Zwei Monate sind seit dem letzten Lauf in Laguna Seca vergangen. Die lange Pause ist deswegen nötig, weil jedes Jahr wieder – erfreulicherweise! – eine Reihe amerikanischer Teams den langen Weg nach Le Mans antritt, um sich beim Saisonhighlight mit anderen LMP- und GT-Teams aus aller Welt zu messen. Zwar waren das in diesem Jahr nur drei Teams (mit fünf Autos), doch konnten sich alle drei Chancen auf Klassensiege oder -podien ausrechnen. Daraus jedoch wurde diesmal nichts. Für diese und alle anderen Teams geht nun der ALMS-Alltag weiter – zunächst mit einem Rennen auf dem historischen Kurs von Lime Rock Park in der nordwestlichen Ecke Connecticuts.
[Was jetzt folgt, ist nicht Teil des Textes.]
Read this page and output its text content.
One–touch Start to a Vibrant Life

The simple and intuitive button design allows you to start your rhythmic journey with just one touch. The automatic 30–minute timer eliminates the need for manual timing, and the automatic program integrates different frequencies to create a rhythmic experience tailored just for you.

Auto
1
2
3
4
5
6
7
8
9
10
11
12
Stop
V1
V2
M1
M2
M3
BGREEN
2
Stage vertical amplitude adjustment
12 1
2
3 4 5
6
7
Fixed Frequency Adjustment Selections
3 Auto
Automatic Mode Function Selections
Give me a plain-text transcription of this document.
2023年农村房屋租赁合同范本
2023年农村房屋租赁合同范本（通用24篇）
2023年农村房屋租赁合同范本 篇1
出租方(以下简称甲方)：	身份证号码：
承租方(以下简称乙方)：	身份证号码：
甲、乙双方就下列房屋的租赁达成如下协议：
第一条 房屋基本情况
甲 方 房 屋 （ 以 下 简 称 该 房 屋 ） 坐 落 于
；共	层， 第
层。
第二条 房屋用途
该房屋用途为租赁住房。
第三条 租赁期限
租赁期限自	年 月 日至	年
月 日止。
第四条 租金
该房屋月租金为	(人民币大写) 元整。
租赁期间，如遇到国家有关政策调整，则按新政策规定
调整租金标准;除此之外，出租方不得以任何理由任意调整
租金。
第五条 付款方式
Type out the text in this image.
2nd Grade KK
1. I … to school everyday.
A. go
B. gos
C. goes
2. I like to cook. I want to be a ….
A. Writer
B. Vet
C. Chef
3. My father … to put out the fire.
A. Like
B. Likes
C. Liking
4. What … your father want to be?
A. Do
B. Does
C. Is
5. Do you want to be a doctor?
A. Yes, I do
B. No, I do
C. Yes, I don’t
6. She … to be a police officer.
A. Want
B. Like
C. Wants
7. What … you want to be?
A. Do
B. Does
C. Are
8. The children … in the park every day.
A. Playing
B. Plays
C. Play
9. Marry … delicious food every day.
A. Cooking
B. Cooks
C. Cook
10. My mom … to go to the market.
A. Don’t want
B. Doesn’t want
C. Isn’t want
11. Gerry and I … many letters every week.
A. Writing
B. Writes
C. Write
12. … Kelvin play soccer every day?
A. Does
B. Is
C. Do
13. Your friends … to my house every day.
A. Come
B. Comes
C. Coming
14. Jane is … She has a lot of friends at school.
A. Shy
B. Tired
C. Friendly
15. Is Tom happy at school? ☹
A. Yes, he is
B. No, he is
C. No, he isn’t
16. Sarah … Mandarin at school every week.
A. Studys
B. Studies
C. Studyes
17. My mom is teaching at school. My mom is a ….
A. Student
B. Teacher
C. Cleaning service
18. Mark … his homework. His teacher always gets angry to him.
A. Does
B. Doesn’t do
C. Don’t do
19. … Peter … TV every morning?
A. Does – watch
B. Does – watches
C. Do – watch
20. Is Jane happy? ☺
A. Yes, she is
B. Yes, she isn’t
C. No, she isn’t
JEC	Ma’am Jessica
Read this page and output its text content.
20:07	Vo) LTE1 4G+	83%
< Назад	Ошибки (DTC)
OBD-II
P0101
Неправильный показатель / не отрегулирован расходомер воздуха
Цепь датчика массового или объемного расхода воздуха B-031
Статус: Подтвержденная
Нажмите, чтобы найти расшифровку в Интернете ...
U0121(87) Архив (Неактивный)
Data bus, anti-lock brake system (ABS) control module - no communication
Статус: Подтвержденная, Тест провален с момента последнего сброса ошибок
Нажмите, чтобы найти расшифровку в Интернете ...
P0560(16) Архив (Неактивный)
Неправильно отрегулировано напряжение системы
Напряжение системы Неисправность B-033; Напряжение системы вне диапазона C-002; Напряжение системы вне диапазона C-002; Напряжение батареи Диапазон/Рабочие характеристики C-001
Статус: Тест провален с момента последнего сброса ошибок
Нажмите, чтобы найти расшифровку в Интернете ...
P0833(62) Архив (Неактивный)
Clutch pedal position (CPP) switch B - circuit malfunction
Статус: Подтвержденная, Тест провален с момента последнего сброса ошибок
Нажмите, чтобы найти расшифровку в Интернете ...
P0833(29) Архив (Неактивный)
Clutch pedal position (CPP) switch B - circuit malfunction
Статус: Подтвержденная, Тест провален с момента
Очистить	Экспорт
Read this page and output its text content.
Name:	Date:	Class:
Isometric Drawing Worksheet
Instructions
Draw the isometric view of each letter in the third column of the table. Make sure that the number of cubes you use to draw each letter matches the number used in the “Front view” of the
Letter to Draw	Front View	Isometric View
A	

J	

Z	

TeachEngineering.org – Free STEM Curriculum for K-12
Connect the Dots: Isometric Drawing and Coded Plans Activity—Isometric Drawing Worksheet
Der Lime Rock Park ist eine kuriose Strecke, vor allem aufgrund der geringen Länge von nur knapp 2,5 km. Da es auch nur eine ordentliche Gerade, aber viele Kurven gibt, ist das Überrunden jedes Mal der Knackpunkt in diesem Rennen. Weder darf man sich zu viel Zeit lassen, noch zu große Risiken eingehen. Eine Runde ist in Lime Rock schnell verloren, außerplanmäßige Boxenstopps sollte man also in jedem Fall vermeiden. Durch die Ergänzung von zwei Schikanen (von denen in diesem Jahr aber nur die erste gefahren wird) vor einigen Jahren hat die Strecke leider etwas von ihrem Fluss eingebüßt, diese waren jedoch für die schnellen ALMS-Wagen aus Sicherheitsgründen notwendig. Ob sie – wie angedacht – auch das Überholen bzw. Überrunden vereinfachen, darf gern diskutiert werden. Neben diesen zwei langsamen Ecken gibt es aber weiterhin eine Reihe spektakulärer schneller Kurven wie die Downhill-Bend am Anfang der langen Start/Ziel-Geraden und die langgezogene Big Bend, die mehrmals den Radius ändert, an deren Ende. Onboard-Runden mit Patrick Long gibts hier zu sehen.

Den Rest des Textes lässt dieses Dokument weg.